The writing also suffered from repetition. There was no escalating conflict, merely the same “girl gets abused by ghost - again” or “witnesses witness ghost again”. If there were any subplots, I missed them. The increase in terror and threat - I think - came from the fact that the ghost started off by being silent and then it started speaking. As for any final showdown or confrontation - forget about it. The explanation comes after absolutely no effort on the part of any of the characters (or perhaps very little effort on the part of Donald Sutherland’s character.) It’s like “Why are we being haunted so?” “You know why!” “Oh yeah, so we do. I’d totally forgotten about that!” followed by a collective slapping of heads and a “Of course!” Oh, and the story is all told as narration that’s the diary of one of the characters being read by some women in modern times. I have absolutely no idea what that was all about!

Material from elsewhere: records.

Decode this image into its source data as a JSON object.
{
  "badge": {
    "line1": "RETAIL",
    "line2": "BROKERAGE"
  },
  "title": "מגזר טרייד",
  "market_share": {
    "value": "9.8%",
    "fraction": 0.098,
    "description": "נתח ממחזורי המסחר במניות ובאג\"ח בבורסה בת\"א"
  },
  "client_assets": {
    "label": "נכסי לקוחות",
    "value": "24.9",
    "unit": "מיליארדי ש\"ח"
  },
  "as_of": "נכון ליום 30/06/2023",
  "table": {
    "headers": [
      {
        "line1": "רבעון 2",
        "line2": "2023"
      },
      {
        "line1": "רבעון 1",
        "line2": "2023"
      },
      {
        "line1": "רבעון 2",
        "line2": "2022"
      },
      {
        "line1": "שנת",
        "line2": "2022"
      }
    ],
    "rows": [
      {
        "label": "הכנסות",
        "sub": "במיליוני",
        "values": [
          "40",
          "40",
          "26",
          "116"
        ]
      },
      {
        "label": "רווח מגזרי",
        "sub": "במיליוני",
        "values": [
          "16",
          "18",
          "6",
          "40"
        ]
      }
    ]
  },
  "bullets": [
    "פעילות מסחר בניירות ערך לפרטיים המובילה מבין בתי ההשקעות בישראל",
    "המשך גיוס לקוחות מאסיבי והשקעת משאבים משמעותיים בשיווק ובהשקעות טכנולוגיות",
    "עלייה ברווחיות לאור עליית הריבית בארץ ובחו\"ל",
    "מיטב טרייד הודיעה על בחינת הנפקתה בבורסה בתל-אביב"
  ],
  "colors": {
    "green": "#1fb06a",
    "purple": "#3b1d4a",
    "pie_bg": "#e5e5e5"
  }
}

And spooky little girls with long dark hair? So done to death (no pun intended)!

The only redeeming thing about the whole film were the performances. Donald Sutherland is always watchable and Sissy Spacek gave a good turn as his wife. The supporting cast fulfilled their aghast and dumbfounded expressions adequately and, well, that was about it. All in all, not a terrible film - just not particularly good.